Salesforce ‘Sex Trafficking’ Lawsuit May Increase Reach Of FOSTA

A new lawsuit brought by 50 anonymous women who say they have been victims of sex trafficking on the classified ad site Backpage before it was shuttered in a federal law enforcement raid in April targets the cloud-based business-software firm Salesforce, saying that the company sold “data tools” that provided the “backbone” of the Backpage site, according to a CNBC report.  

The lawsuit appears to be the first to exploit the new FOSTA/SESTA law, which made online sites responsible for any illegal activities by third-party users, as an analysis by Reason magazine online noted.  

Previously, Section 230 of the Communications Decency Act protected online platforms “under the foundational internet principle that web platforms and internet service providers shouldn't be treated as the speaker of every message they transmit,” according to Reason.

FOSTA, which was supposedly designed to put the brakes on internet sex trafficking, wiped out those protections by making sites that allow third party content, ranging from classified advertising to discussion group comments and social media posts, legally liable for that content as if it were their own.

While Salesforce has been considered one of the more socially conscious companies in the technology industry, the lawsuit claims that “behind closed doors," the company provided tools enabling Backpage to market to “pimps, johns, and traffickers."

“Despite the growing public outcry and efforts to shut down Backpage, Salesforce stepped in at the same time to help Backpage survive and even grow,” the lawsuit claims. 

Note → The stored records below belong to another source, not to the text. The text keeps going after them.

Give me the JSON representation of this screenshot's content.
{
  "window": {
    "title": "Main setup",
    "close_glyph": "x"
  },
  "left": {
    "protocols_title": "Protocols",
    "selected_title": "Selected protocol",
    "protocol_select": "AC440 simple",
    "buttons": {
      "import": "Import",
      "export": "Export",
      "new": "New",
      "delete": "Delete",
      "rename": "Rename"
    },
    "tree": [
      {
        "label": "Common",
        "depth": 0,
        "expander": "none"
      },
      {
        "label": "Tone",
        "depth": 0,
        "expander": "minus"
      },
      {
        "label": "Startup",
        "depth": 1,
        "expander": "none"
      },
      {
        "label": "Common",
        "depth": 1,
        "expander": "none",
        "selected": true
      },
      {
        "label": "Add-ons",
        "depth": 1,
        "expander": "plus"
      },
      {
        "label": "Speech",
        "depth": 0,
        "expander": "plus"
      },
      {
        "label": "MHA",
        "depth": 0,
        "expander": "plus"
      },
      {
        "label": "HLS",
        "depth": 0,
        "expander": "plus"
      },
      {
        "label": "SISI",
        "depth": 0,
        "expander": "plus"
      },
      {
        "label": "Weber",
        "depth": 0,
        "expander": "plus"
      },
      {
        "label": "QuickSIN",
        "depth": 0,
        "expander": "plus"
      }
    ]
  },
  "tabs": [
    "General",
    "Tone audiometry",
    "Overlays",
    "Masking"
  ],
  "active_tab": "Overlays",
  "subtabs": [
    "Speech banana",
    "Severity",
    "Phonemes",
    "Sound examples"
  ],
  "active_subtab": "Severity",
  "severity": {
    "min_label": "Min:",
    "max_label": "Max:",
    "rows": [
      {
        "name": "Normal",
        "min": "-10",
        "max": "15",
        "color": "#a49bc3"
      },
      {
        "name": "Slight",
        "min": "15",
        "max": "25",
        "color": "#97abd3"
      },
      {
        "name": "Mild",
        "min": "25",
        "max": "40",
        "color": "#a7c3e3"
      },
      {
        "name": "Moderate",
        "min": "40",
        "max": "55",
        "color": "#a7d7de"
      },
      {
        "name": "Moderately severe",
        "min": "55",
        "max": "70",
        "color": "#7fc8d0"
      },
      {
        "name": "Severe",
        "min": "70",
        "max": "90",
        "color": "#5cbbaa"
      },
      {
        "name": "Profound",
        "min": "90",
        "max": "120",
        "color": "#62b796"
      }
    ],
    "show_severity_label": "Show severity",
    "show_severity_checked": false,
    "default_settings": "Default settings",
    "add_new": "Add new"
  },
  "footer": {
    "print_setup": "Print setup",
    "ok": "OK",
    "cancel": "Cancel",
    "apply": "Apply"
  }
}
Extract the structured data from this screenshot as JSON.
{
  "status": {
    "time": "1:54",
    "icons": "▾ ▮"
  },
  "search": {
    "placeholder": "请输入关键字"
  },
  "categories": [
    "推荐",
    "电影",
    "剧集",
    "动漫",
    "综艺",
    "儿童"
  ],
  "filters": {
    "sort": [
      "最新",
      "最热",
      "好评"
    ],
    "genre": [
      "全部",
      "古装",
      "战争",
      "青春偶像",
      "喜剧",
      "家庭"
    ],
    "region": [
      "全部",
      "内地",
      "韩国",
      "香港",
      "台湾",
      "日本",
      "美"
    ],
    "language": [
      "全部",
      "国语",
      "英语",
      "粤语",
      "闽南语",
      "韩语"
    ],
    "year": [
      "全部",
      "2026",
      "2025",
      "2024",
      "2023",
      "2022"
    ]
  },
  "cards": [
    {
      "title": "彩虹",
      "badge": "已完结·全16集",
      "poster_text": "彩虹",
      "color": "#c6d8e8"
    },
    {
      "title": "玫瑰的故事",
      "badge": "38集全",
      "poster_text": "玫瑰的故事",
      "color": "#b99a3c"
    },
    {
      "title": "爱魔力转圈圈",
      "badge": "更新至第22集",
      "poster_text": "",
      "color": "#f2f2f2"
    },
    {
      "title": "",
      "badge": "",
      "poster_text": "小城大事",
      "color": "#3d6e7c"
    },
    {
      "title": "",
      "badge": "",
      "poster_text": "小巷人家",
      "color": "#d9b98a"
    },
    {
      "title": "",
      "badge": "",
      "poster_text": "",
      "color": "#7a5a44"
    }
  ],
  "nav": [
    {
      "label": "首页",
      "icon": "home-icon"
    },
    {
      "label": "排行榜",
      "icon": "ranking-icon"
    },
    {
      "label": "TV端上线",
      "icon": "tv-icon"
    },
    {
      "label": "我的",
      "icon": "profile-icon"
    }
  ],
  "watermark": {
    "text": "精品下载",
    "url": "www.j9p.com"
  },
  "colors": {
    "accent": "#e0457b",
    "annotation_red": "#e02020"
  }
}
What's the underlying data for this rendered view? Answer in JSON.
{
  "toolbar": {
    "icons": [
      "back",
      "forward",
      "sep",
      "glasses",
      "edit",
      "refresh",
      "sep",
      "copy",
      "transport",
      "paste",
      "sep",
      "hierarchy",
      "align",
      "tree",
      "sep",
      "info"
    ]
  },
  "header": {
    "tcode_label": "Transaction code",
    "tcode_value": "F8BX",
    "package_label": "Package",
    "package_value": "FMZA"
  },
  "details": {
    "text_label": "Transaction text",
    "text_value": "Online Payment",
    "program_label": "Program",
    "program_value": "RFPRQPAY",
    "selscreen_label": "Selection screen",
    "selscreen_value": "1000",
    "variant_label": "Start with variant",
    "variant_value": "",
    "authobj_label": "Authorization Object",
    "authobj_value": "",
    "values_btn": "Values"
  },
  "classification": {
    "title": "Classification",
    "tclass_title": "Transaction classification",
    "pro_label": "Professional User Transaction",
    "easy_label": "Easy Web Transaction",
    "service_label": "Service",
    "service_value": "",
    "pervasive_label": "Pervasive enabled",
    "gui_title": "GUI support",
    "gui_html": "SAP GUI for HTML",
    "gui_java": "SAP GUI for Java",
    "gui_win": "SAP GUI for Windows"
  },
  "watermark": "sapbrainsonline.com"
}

The suit, filed in California Superior Court for the County of San Francisco, goes on to label Salesforce “among the vilest of rogue companies” for selling its software tools to Backpage.

A Salesforce spokesperson told CNBC that the company would not comment on an active lawsuit, saying only, “We are deeply committed to the ethical and humane use of our products and take these allegations seriously.”

The lawsuit seeks unspecified damages from Salesforce for the "fear, fraud, deceit, coercion, violence, duress, menace, or threat of unlawful injury” suffered by the 50 plaintiffs, according to the court filing.

“You see where all this leads, right? Backpage and FOSTA tested the waters. Congressional conservatives and liberals are now talking about carving out more exceptions in Section 230 or abolishing it entirely,” wrote Reason Associate Editor Elizabeth Nolan Brown. “That would allow not just any politically disfavored platforms but anyone that provided any services to them—cloud companies, payment processors, any kind of software, vendors, etc.—to be sued or charged criminally.”

But while that may conceivably be accurate, a cursory look at the lawsuit indicates that its plaintiffs will have a very long road ahead in proving their claims. The suit, which can be read here, is replete with innuendo about both Backpage and Salesforce, and fails to show that Salesforce provided any services to Backpage that it wouldn't provide to any other online company seeking to expand its business. Whether those services implicate Salesforce in sex trafficking under the new guidelines set forth by FOSTA remains to be seen—but that's not at all obvious by the text of the complaint.